A Body, Undone: Living On After Great Pain
By Christina Crosby
Crosby teaches English and gender studies at Wesleyan University. Her inclusion in this “Sexual Cultures” series has to do with her lesbian feminist ideology but also the new understanding of her body an accident forced upon her at age 50. While she was cycling, a stick stuck in her spokes and she fell over onto concrete, breaking vertebrae in her neck that damaged her spinal cord. In the midst of a full and physical life, she became a quadriplegic. The great irony was that in this she joined her brother Jeff, whose MS had long since reduced him to a wheelchair. Here, in a memoir written 11 years after the accident, she reflects on chronic pain and new limitations – even including bowel habits – with blunt honesty as well as literary allusions. Along the way she remembers physical pleasures now denied to her. Nonetheless, she never comes across as sorry for herself. I found this to be highly absorbing.
The Reader on the 6.27
By Jean-Paul Didierlaurent
Guylain Vignolles works in a paper pulping plant. Rather than an enemy of books, however, he’s really a champion of the written word and its power to improve people’s lives. Every day when he descends into the belly of “The Thing” to clean it, he rescues the stray pages that escaped destruction and reads them aloud the following morning on his twenty-minute train commute, or to the residents of an old-folks home, no matter what their subject. He also helps his disabled former colleague Giuseppe stockpile all the books made from the recycled paper created on the fateful day the machine shredded his legs. There’s a charming Amélie vibe to this short novel, especially in the later chapters when Guylain sets off on a romantic quest to find the lavatory attendant whose wry diary he finds on a memory stick on the train. Most of the subplots could do with some expanding, but it’s a pleasant and super-quick read.

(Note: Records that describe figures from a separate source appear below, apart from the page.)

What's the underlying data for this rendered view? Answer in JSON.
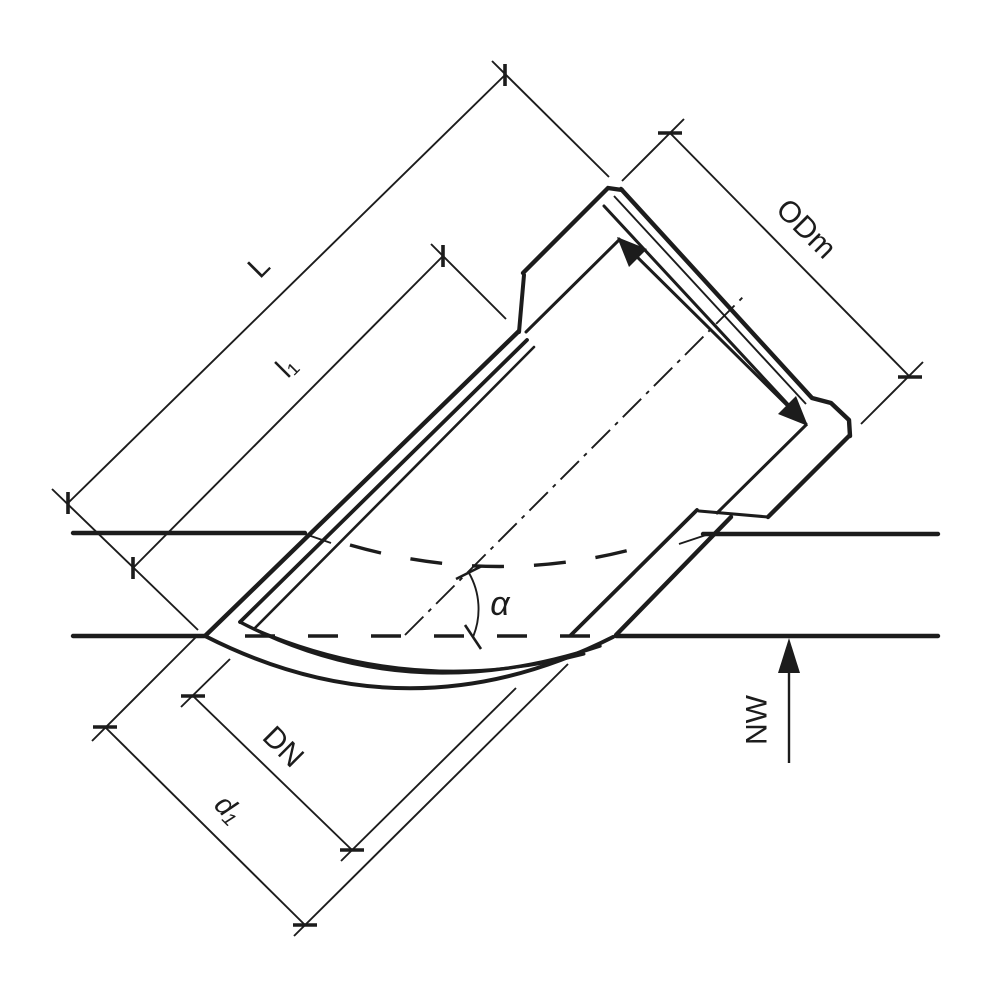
{
  "diagram": {
    "title": "45-degree saddle branch pipe fitting - dimensioned technical drawing",
    "labels": {
      "overall_length": "L",
      "insertion_length": "l₁",
      "socket_mean_outside_diameter": "ODm",
      "nominal_diameter": "DN",
      "saddle_outside_diameter": "d₁",
      "branch_angle": "α",
      "flow_direction": "NW"
    },
    "colors": {
      "line": "#1c1c1c",
      "background": "#ffffff"
    }
  }
}
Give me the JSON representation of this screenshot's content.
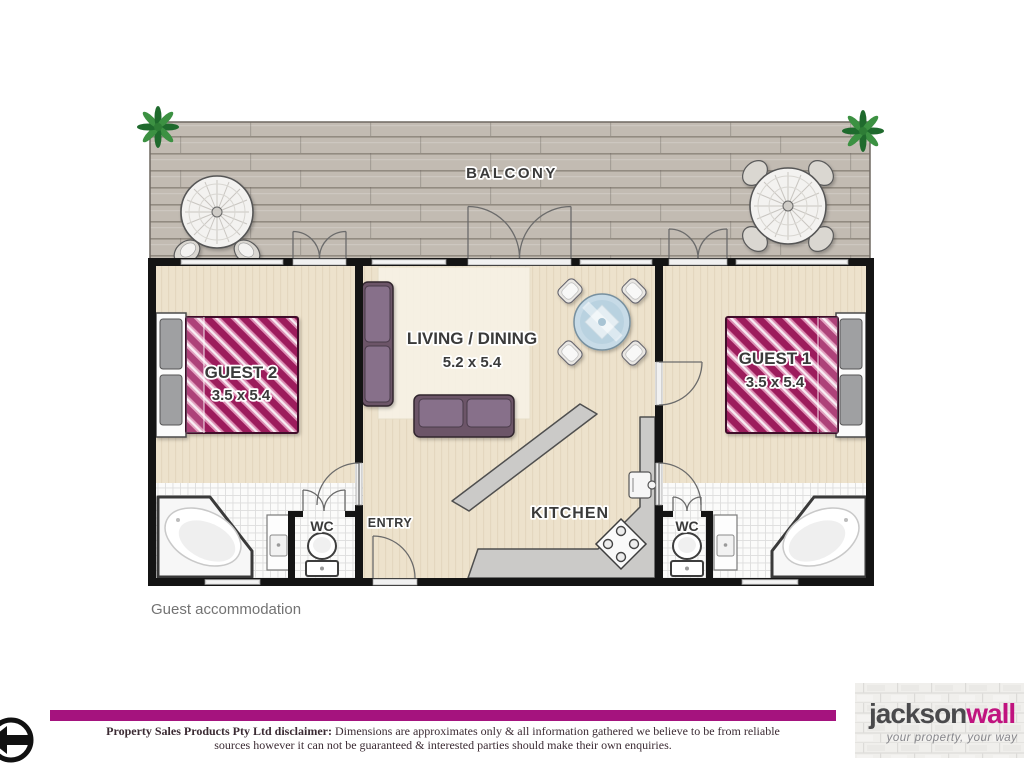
{
  "page": {
    "caption": "Guest accommodation"
  },
  "floorplan": {
    "balcony": {
      "label": "BALCONY"
    },
    "rooms": {
      "guest2": {
        "label": "GUEST 2",
        "dims": "3.5 x 5.4"
      },
      "living": {
        "label": "LIVING / DINING",
        "dims": "5.2 x 5.4"
      },
      "guest1": {
        "label": "GUEST 1",
        "dims": "3.5 x 5.4"
      },
      "kitchen": {
        "label": "KITCHEN"
      },
      "entry": {
        "label": "ENTRY"
      },
      "wc_left": {
        "label": "WC"
      },
      "wc_right": {
        "label": "WC"
      }
    },
    "colors": {
      "bed_cover": "#9C1A5C",
      "bed_stripe": "#F9ECF3",
      "floor": "#EDE2CC",
      "deck": "#C2BBB2",
      "tile": "#FBFBFA",
      "sofa": "#6C5468",
      "wall": "#141414"
    }
  },
  "footer": {
    "disclaimer": {
      "bold": "Property Sales Products Pty Ltd disclaimer:",
      "line1_rest": " Dimensions are approximates only & all information gathered we believe to be from reliable",
      "line2": "sources however it can not be guaranteed & interested parties should make their own enquiries."
    },
    "logo": {
      "name_part1": "jackson",
      "name_part2": "wall",
      "tagline": "your property, your way"
    },
    "colors": {
      "bar": "#A5137E",
      "logo_accent": "#C0137F",
      "logo_gray": "#4A4A4C"
    },
    "icons": {
      "compass": "left-arrow-circle-icon"
    }
  }
}
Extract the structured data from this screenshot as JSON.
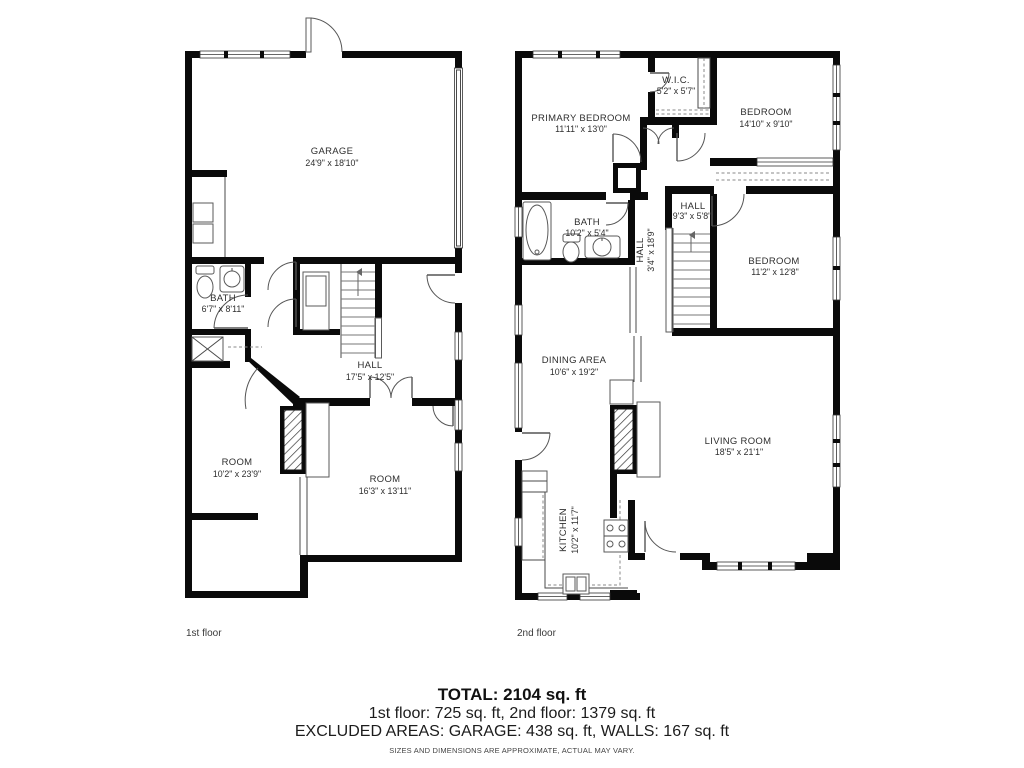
{
  "floors": [
    {
      "caption": "1st floor",
      "rooms": [
        {
          "name": "GARAGE",
          "dims": "24'9\" x 18'10\""
        },
        {
          "name": "BATH",
          "dims": "6'7\" x 8'11\""
        },
        {
          "name": "HALL",
          "dims": "17'5\" x 12'5\""
        },
        {
          "name": "ROOM",
          "dims": "10'2\" x 23'9\""
        },
        {
          "name": "ROOM",
          "dims": "16'3\" x 13'11\""
        }
      ]
    },
    {
      "caption": "2nd floor",
      "rooms": [
        {
          "name": "PRIMARY BEDROOM",
          "dims": "11'11\" x 13'0\""
        },
        {
          "name": "W.I.C.",
          "dims": "5'2\" x 5'7\""
        },
        {
          "name": "BEDROOM",
          "dims": "14'10\" x 9'10\""
        },
        {
          "name": "BATH",
          "dims": "10'2\" x 5'4\""
        },
        {
          "name": "HALL",
          "dims": "9'3\" x 5'8\""
        },
        {
          "name": "HALL",
          "dims": "3'4\" x 18'9\""
        },
        {
          "name": "BEDROOM",
          "dims": "11'2\" x 12'8\""
        },
        {
          "name": "DINING AREA",
          "dims": "10'6\" x 19'2\""
        },
        {
          "name": "LIVING ROOM",
          "dims": "18'5\" x 21'1\""
        },
        {
          "name": "KITCHEN",
          "dims": "10'2\" x 11'7\""
        }
      ]
    }
  ],
  "summary": {
    "total": "TOTAL: 2104 sq. ft",
    "floors_line": "1st floor: 725 sq. ft, 2nd floor: 1379 sq. ft",
    "excluded_line": "EXCLUDED AREAS: GARAGE: 438 sq. ft, WALLS: 167 sq. ft",
    "disclaimer": "SIZES AND DIMENSIONS ARE APPROXIMATE, ACTUAL MAY VARY."
  }
}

Stir: My Broken Brain and the Meals that Brought Me Home
By Jessica Fechtor
For me this is right up there with Molly Wizenberg and Ruth Reichl in how the author merges food writing with a frank recounting of personal experiences with crisis and heartache. At age 28 Fechtor, then a graduate student in history and Yiddish, collapsed on a treadmill with a brain bleed. Surgery to clip the aneurysm left her blind in one eye. During her long recovery process she started a food blog. At the end of each chapter she shares recipes that alternate between simple, favorite dishes and more involved ones. It’s that unpretentiousness that really endears her to me. She doesn’t think she was particularly brave in getting through an unwanted illness; nor does she think the perfect almond macaroon or cherry clafoutis is beyond anyone’s capability. Instead, she gives a glimpse into an ordinary life turned upside down and the foods that helped her regain a zest for life.